In [None]:
import torch,inspect
import argparse
from pathlib import Path
from functools import partial
import numpy as np
from argparse import Namespace
import torch
from dev import namespace_tools


In [None]:
# nested namespace arguement containing all elements associated to the training setup

notebook_run = Namespace(
    simple_hp = Namespace(
        batch_size= 16,
        d_model = 64,
        early_stop_thresh = np.inf,
        nb_epochs = 200,
        warm_up_epochs = 20,
    ),
    # parameters to limit the size of the dataset
    dset_truncation = Namespace(
        limit_length= 64,
        use_splitting = False,
 #set to False,if you want to overfit the model on the training set 
        max_length_from_file = False,
        recompute_vocabulary = True,
    ),
    # parameters for the optimization algorithm
    opt_params = Namespace(
        unlinked_optimizer = partial(torch.optim.NAdam,lr=0.0001),
        unlinked_scheduler = partial(torch.optim.lr_scheduler.ReduceLROnPlateau, mode='min', 
                                     factor=0.8, patience=5,min_lr=10**(-6))
    ),
    # parameters to reload the model
    train_state_control = Namespace(             
        load_from_backup =True,
        restore_optimizer = True
    ),
    #paths from root
    paths = namespace_tools.Paths(
        path_dataset = "data/french_english_dataset/fra.txt",
        path_language_info = "models/language_info.pth",
        path_dataset_splitting = "dataset_splitting",
        path_model_and_dependencies = f"models/sequence_translator_transformer_over_fitted_next.pth",
        root = "../.."
    )
    
)

In [None]:
notebook_run = namespace_tools.NameSpaceAggregation(notebook_run)
notebook_run.diffuse(globals())

In [None]:
from ploomber_engine.ipython import PloomberClient
from pathlib import Path
from argparse import Namespace

from translation_machine.models import transformer_mod
from translation_machine import sentence_mod


# initialize client
client = PloomberClient.from_path(Path("./training_setup.ipynb"),cwd=Path("./"))
train_setup = client.get_namespace(notebook_run.diffuse())
for key,val in train_setup.items():
        globals()[key] = val

In [None]:
# revert to train mode
model.train()
model.training

In [None]:
from translation_machine import model_trainer_mod
model_trainer = model_trainer_mod.ModelTrainer(model,optimizer,train_data_loader,val_data_loader,baseline_loss,device)

In [None]:
token_ids,counts = np.unique(np.vstack([el[1] for el in train_data_loader]),return_counts=True)
token_id_to_count = dict(zip(token_ids,counts))
token_id_to_count = {key:val for (key,val) in token_id_to_count.items() if key !=0}
nb_tokens = sum(token_id_to_count.values())
token_id_to_freq = {key:val/nb_tokens  for (key,val) in token_id_to_count.items()}
token_to_freq = {sentence_mod.FrenchSentence.vocab.itos_[key]:val  for (key,val) in token_id_to_freq.items()}

In [None]:
dict(sorted(token_to_freq.items(), key=lambda item: item[1]))

In [None]:
# import matplotlib.pyplot as plt,numpy as np
from tqdm import tqdm
import matplotlib.pyplot as plt
best_epoch = scheduler.last_epoch

for epoch in tqdm(range(simple_hp.nb_epochs)):
    #import time
    #start = time.time()
    print(f"training for epoch {epoch}")
    print(f"for epoch {epoch} learning rate is {optimizer.param_groups[0]['lr']}" )
    print("training_step")
    loss_train,nb_words_per_batch_train,metric_train = model_trainer.train_on_epoch()
    print("validation_step")
    loss_val,nb_words_per_batch_val,metric_val = model_trainer.validate_on_epoch()

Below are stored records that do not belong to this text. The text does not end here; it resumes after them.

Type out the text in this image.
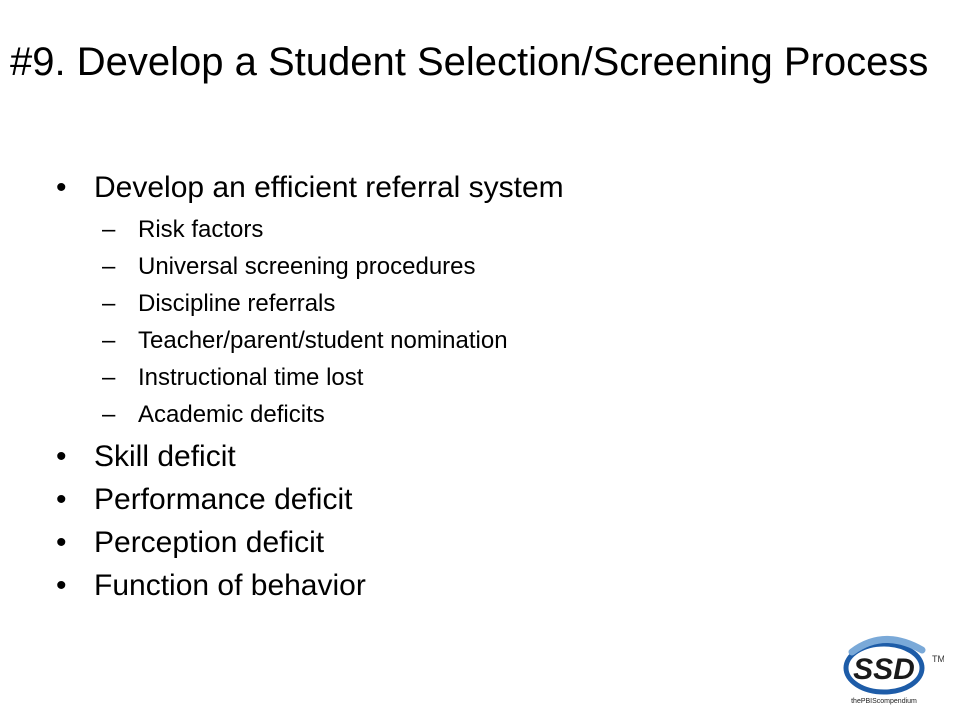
#9. Develop a Student Selection/Screening Process
• Develop an efficient referral system
– Risk factors
– Universal screening procedures
– Discipline referrals
– Teacher/parent/student nomination
– Instructional time lost
– Academic deficits
• Skill deficit
• Performance deficit
• Perception deficit
• Function of behavior
SSD
thePBIScompendium
TM
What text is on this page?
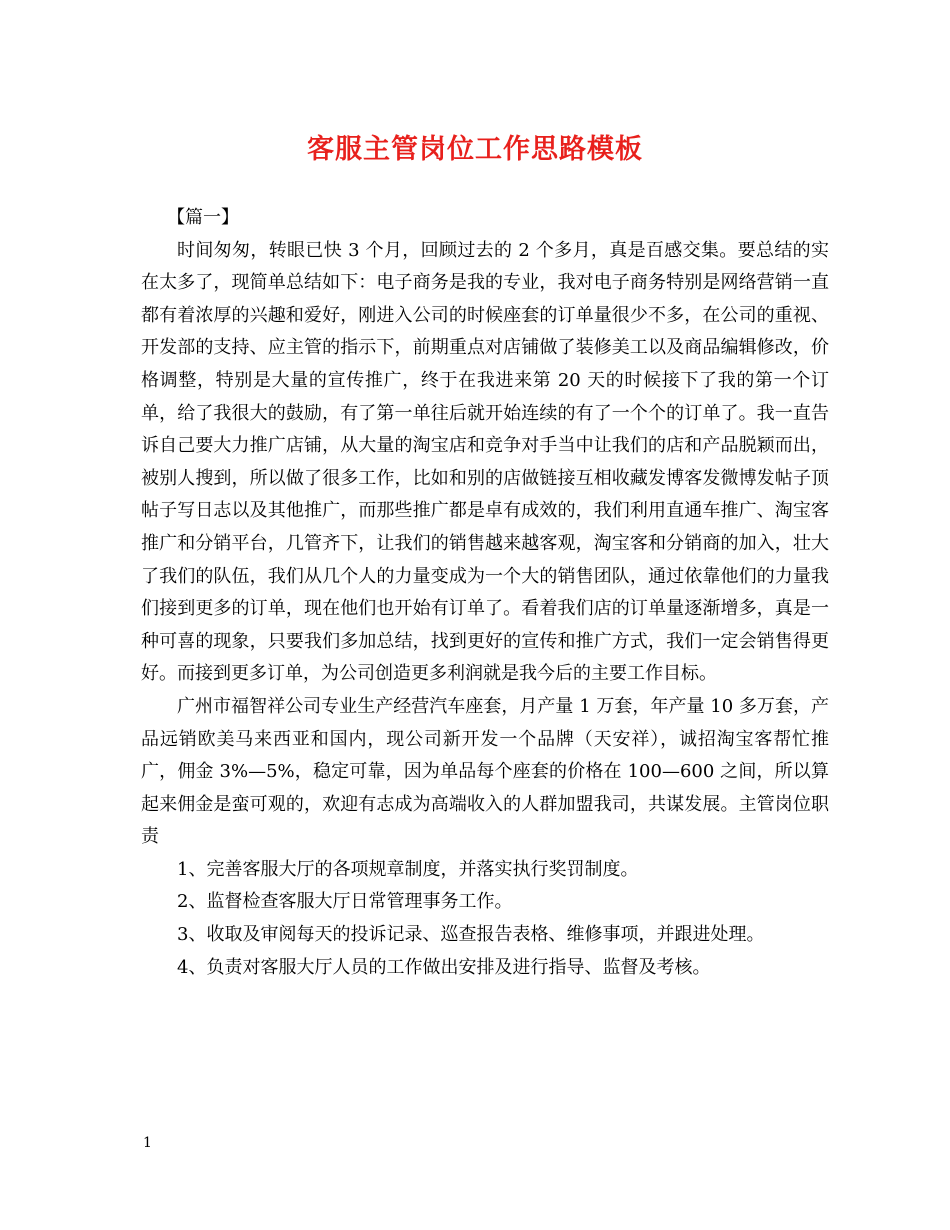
客服主管岗位工作思路模板

【篇一】

时间匆匆，转眼已快 3 个月，回顾过去的 2 个多月，真是百感交集。要总结的实在太多了，现简单总结如下：电子商务是我的专业，我对电子商务特别是网络营销一直都有着浓厚的兴趣和爱好，刚进入公司的时候座套的订单量很少不多，在公司的重视、开发部的支持、应主管的指示下，前期重点对店铺做了装修美工以及商品编辑修改，价格调整，特别是大量的宣传推广，终于在我进来第 20 天的时候接下了我的第一个订单，给了我很大的鼓励，有了第一单往后就开始连续的有了一个个的订单了。我一直告诉自己要大力推广店铺，从大量的淘宝店和竞争对手当中让我们的店和产品脱颖而出，被别人搜到，所以做了很多工作，比如和别的店做链接互相收藏发博客发微博发帖子顶帖子写日志以及其他推广，而那些推广都是卓有成效的，我们利用直通车推广、淘宝客推广和分销平台，几管齐下，让我们的销售越来越客观，淘宝客和分销商的加入，壮大了我们的队伍，我们从几个人的力量变成为一个大的销售团队，通过依靠他们的力量我们接到更多的订单，现在他们也开始有订单了。看着我们店的订单量逐渐增多，真是一种可喜的现象，只要我们多加总结，找到更好的宣传和推广方式，我们一定会销售得更好。而接到更多订单，为公司创造更多利润就是我今后的主要工作目标。

广州市福智祥公司专业生产经营汽车座套，月产量 1 万套，年产量 10 多万套，产品远销欧美马来西亚和国内，现公司新开发一个品牌（天安祥），诚招淘宝客帮忙推广，佣金 3%—5%，稳定可靠，因为单品每个座套的价格在 100—600 之间，所以算起来佣金是蛮可观的，欢迎有志成为高端收入的人群加盟我司，共谋发展。主管岗位职责

1、完善客服大厅的各项规章制度，并落实执行奖罚制度。

2、监督检查客服大厅日常管理事务工作。

3、收取及审阅每天的投诉记录、巡查报告表格、维修事项，并跟进处理。

4、负责对客服大厅人员的工作做出安排及进行指导、监督及考核。

1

    sum_loss_train = torch.tensor(loss_train).sum()
    sum_loss_val = torch.tensor(loss_val).sum()
    mean_train_loss = sum_loss_train/sum(nb_words_per_batch_train)
    mean_val_loss = sum_loss_val/sum(nb_words_per_batch_val)

    scheduler.step(mean_val_loss)

        
    print(f"for epoch {epoch} mean loss on train {mean_train_loss}")
    print(f"for epoch {epoch} mean loss on val {mean_val_loss}")
        
    losses["train"].append(mean_train_loss)
    losses["val"].append(mean_val_loss)
    metrics["train"].append(metric_train)
    metrics["val"].append(metric_val)
    
    if (mean_val_loss < best_loss_val_mean):
        best_epoch = scheduler.last_epoch
        best_loss_val_mean = mean_val_loss

        model_training_state = {"model_params":model_trainer.model.state_dict(),
                               "model_inputs":model_inputs,
                              "optimizer":optimizer.state_dict(),
                              "scheduler":scheduler.state_dict(),
                              }
        results = { "losses":losses,
                   "metrics":metrics}
        new_back_up = dict()
        if "back_up" in globals():
            new_back_up["notebook_runs"] = back_up["notebook_runs"] + tuple([notebook_run.state_dict()])
        else:
            new_back_up["notebook_runs"] = tuple([notebook_run.state_dict()])

        new_back_up["results"] = results
        new_back_up["model_training_state"] = model_training_state
        
        back_up = new_back_up
        torch.save(back_up,paths.path_model_and_dependencies)
        print(f"saving for epoch {epoch}")
        
        plt.plot(losses["train"],"b*")
        plt.plot(losses["val"],"g*")
        plt.title("losses")
        plt.savefig("loss_curve")
        #import pdb;pdb.set_trace()
    elif epoch - best_epoch > simple_hp.early_stop_thresh  and epoch > simple_hp.warm_up_epochs:
        print("Early stopped training at epoch %d" % epoch)
        break  # terminate the training loop

    del loss_train,nb_words_per_batch_train,metric_train

    del loss_val,nb_words_per_batch_val,metric_val


In [None]:
%matplotlib notebook
import matplotlib.pyplot as plt
plt.plot(results["losses"]["train"],"b*")
plt.plot(results["losses"]["val"],"g*")
plt.title("losses")
plt.savefig(f'test.png', bbox_inches='tight')